Lentil Shallot Dip
This delicious dip’s vegetarian combination of caramelized shallots with a touch of Tawny Port will remind you of the wonderful flavors of paté. Or, it would be amazing as a spread!
- 1 cup green or brown lentils
- 1 onion halved
- 2 bay leaves
- 1/2 tsp salt plus more, to taste
- 3 tbsp butter
- 6 shallots peeled and minced
- 1 tbsp Somerset Ridge Tawny Port
- 1/2 tsp black pepper plus more, to taste
- Rinse the lentils and place in a medium pot and cover with 5 cups water.
- Add the onion and bay leaves.
- Bring to a boil, reduce heat to maintain a simmer and cook until lentils are tender, about 20 minutes.
- Stir in salt and set aside to cool.
- While lentils cool, melt butter in a medium frying pan over medium heat.
- Add shallots and cook, stirring frequently, until shallots start to caramelize, about 30 minutes.

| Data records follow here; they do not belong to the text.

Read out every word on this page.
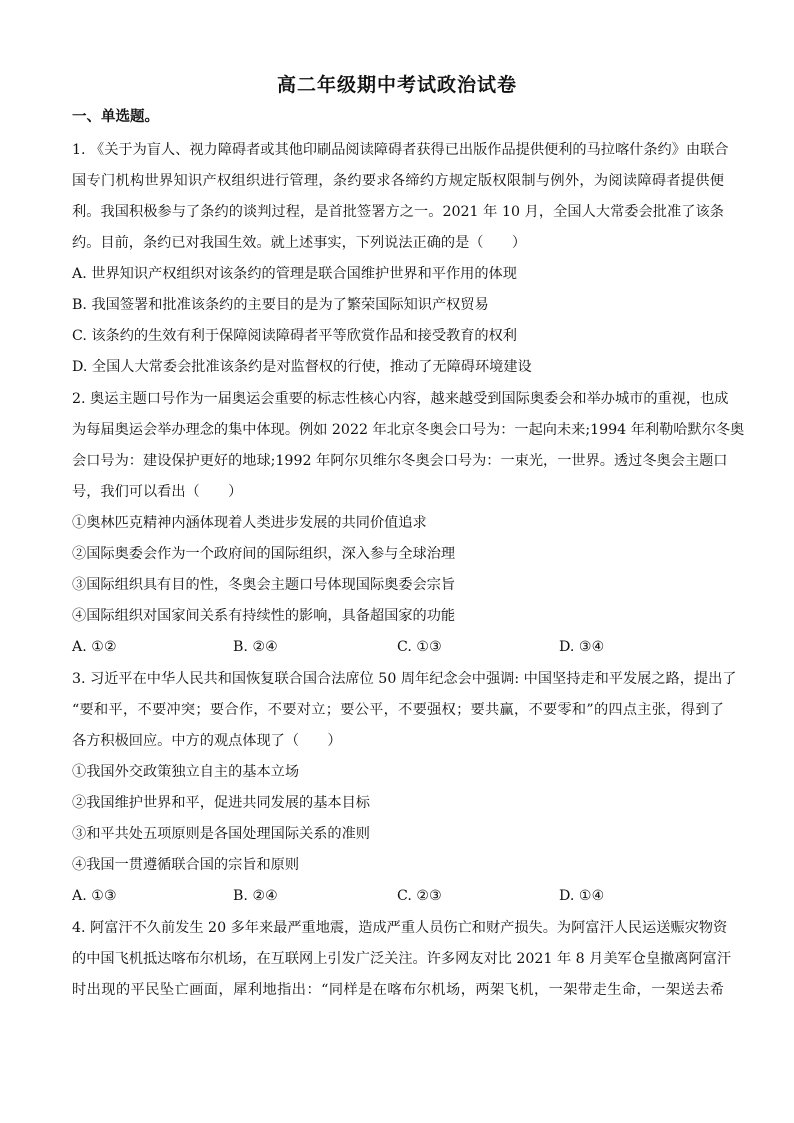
高二年级期中考试政治试卷
一、单选题。
1. 《关于为盲人、视力障碍者或其他印刷品阅读障碍者获得已出版作品提供便利的马拉喀什条约》由联合
国专门机构世界知识产权组织进行管理，条约要求各缔约方规定版权限制与例外，为阅读障碍者提供便
利。我国积极参与了条约的谈判过程，是首批签署方之一。2021 年 10 月，全国人大常委会批准了该条
约。目前，条约已对我国生效。就上述事实，下列说法正确的是（　　）
A. 世界知识产权组织对该条约的管理是联合国维护世界和平作用的体现
B. 我国签署和批准该条约的主要目的是为了繁荣国际知识产权贸易
C. 该条约的生效有利于保障阅读障碍者平等欣赏作品和接受教育的权利
D. 全国人大常委会批准该条约是对监督权的行使，推动了无障碍环境建设
2. 奥运主题口号作为一届奥运会重要的标志性核心内容，越来越受到国际奥委会和举办城市的重视，也成
为每届奥运会举办理念的集中体现。例如 2022 年北京冬奥会口号为：一起向未来;1994 年利勒哈默尔冬奥
会口号为：建设保护更好的地球;1992 年阿尔贝维尔冬奥会口号为：一束光，一世界。透过冬奥会主题口
号，我们可以看出（　　）
①奥林匹克精神内涵体现着人类进步发展的共同价值追求
②国际奥委会作为一个政府间的国际组织，深入参与全球治理
③国际组织具有目的性，冬奥会主题口号体现国际奥委会宗旨
④国际组织对国家间关系有持续性的影响，具备超国家的功能
A. ①②	B. ②④	C. ①③	D. ③④
3. 习近平在中华人民共和国恢复联合国合法席位 50 周年纪念会中强调: 中国坚持走和平发展之路，提出了
“要和平，不要冲突；要合作，不要对立；要公平，不要强权；要共赢，不要零和”的四点主张，得到了
各方积极回应。中方的观点体现了（　　）
①我国外交政策独立自主的基本立场
②我国维护世界和平，促进共同发展的基本目标
③和平共处五项原则是各国处理国际关系的准则
④我国一贯遵循联合国的宗旨和原则
A. ①③	B. ②④	C. ②③	D. ①④
4. 阿富汗不久前发生 20 多年来最严重地震，造成严重人员伤亡和财产损失。为阿富汗人民运送赈灾物资
的中国飞机抵达喀布尔机场，在互联网上引发广泛关注。许多网友对比 2021 年 8 月美军仓皇撤离阿富汗
时出现的平民坠亡画面，犀利地指出：“同样是在喀布尔机场，两架飞机，一架带走生命，一架送去希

- Remove from heat, add the Tawny and stir, scraping any brown bits from the bottom of the pan.
- Return to the heat and cook until all the liquid is gone.
- Drain the lentils.
- Pick out and discard the onion and bay leaves.
- In a food processor, pulse the lentils, shallots and black pepper into a pate-like puree.
- Add more salt and pepper, to taste.
- Transfer mixture to a bowl or small baking dish for serving.
- Cover and chill at least 4 hours, and up to overnight, allowing the flavors to mellow and blend.
- Bring to room temperature before serving.